Un fantasma bajo la cama. Pánico infantil que siempre termina con una mirada cabeza abajo. Presentimientos de peligro cuando son solo oscuridades heridas por sombras aún más negras. Luchas bajo las sábanas para darse cuenta de que el silencio es aterrador. Reflejos de una realidad que los adultos fabricamos con frustraciones, fracasos, huidas y mentiras. El miedo es la realidad. El resto es sólo sueño.



Y es que los fantasmas existen. Sobre todo cuando, por la mañana, no sabemos decir la verdad. Así sólo conseguimos que la imaginación sea el enemigo a batir porque ella sola también sabe construir la ensoñación, la perfección, el horror y el reflejo distorsionado de un realidad fea e ingrata. Los niños se hacen mayores. Y los sueños puede que crezcan para no irse jamás de la rutina.

Ingmar Bergman decía que el título de su película La hora del lobo venía a cuento porque ese es el instante exacto de la noche en el que la mente divaga en la misma frontera que hay entre el sueño y la vida. Y es difícil discernir qué es qué. Cuántas veces, mientras hemos dormido, también hemos creído que aquello que nos hundía en la tristeza y en el pavor estaba pasando realmente. Cuántas veces hemos exhalado un suspiro de alivio al abrir los ojos y comprobar que nada existía, que aquello había sido una mala pasada de nuestro subconsciente, ese secretario traidor que parece que se empeña en anotar con sangre todo lo que impresiona y deja huella y que va desde lo más nimio hasta el mayor de los traumas.

Juan Carlos Fresnadillo no duda en robar varios elementos a películas como El exorcista o Candyman para crear un universo propio que no parece demasiado colocado si se analiza con alguna frialdad. Es indudable que tiene aciertos en algunos de sus planteamientos y que bucea con sabiduría en el miedo al anonimato, en el polvo que nunca probó el amor, en los secretos bien guardados para no revivir viejos temores pero también yerra profundamente cuando se adentra por caminos religiosos que, debido al cierre final de la historia, acaban por no tener ninguna lógica. En algunos momentos, parece como si no se creyera demasiado lo que está contando y se desvía por el fácil camino de la levedad y de la nadería. Aún así, el guión está punteado con algunas notas de inteligencia que delatan su buena intención y su interés porque el empeño salga más que aceptable aunque sólo lo consiga a medias.

El amor de un padre (o de una madre) suele ser de tal grandeza que, al hacerlo realidad, se cae demasiadas veces en errores de sobreprotección, en intentos de parar un tiempo que sigue su marcha con el compás de un segundero sin piedad. El cariño es capaz de transformarse en terror, en el despertar de temores que seguirán dormidos mientras la memoria no nos haga acudir a ellos.
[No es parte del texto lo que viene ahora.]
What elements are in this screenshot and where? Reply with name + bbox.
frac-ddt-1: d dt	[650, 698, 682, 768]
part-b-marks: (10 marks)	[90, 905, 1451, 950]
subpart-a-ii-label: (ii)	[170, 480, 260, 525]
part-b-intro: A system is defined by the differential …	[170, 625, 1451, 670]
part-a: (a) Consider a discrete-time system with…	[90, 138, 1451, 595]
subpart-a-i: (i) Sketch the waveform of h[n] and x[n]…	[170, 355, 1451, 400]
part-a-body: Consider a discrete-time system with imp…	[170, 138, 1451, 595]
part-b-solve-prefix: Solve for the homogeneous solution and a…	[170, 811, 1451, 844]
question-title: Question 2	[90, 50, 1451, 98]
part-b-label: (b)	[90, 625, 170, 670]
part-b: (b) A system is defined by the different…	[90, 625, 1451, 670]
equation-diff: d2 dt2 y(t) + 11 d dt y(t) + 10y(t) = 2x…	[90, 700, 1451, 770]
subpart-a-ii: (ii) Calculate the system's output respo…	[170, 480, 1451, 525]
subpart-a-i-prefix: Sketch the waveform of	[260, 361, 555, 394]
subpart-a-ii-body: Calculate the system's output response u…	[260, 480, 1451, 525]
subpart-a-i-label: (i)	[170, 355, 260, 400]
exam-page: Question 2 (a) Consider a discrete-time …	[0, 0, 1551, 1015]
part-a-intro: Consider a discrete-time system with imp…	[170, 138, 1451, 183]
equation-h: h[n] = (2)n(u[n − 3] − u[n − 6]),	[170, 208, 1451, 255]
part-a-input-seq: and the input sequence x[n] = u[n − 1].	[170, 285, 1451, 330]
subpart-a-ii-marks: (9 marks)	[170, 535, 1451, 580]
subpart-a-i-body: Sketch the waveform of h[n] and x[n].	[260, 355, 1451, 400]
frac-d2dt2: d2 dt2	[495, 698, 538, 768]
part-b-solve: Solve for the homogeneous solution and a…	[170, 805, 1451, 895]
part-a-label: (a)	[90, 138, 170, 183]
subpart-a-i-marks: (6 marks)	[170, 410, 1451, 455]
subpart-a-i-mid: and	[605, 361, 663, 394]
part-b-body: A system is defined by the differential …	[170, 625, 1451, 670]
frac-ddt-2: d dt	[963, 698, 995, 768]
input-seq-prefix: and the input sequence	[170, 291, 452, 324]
Para ello basta con valorar lo que se posee, fomentar la fantasía que siempre será una puerta abierta al escape pero que no tiene que dejar entrar las inquietudes, acariciar en el momento justo, dar calor en la noche adecuada. Somos adultos y, aunque no nos queramos dar cuenta, nos acompañan los mismos temores que nos hicieron mirar debajo de nuestras camas.

Los fantasmas de la realidad son los que hay que controlar. Los que aparecen al cerrar los ojos son personajes de una película que es pura mentira por mucho que parezcan reflejos del día. Quizá haciendo frente a nuestros auténticos temores podremos lograr que los espectros ardan, que las sombras sean acogedoras, que los miedos se vuelvan sonrisas, que el descanso acompañe nuestras noches, que nuestros hijos aprecien todo nuestro amor y que las lágrimas sólo sean los postreros acentos de una emoción que nunca tiene que faltar en la infancia vivida.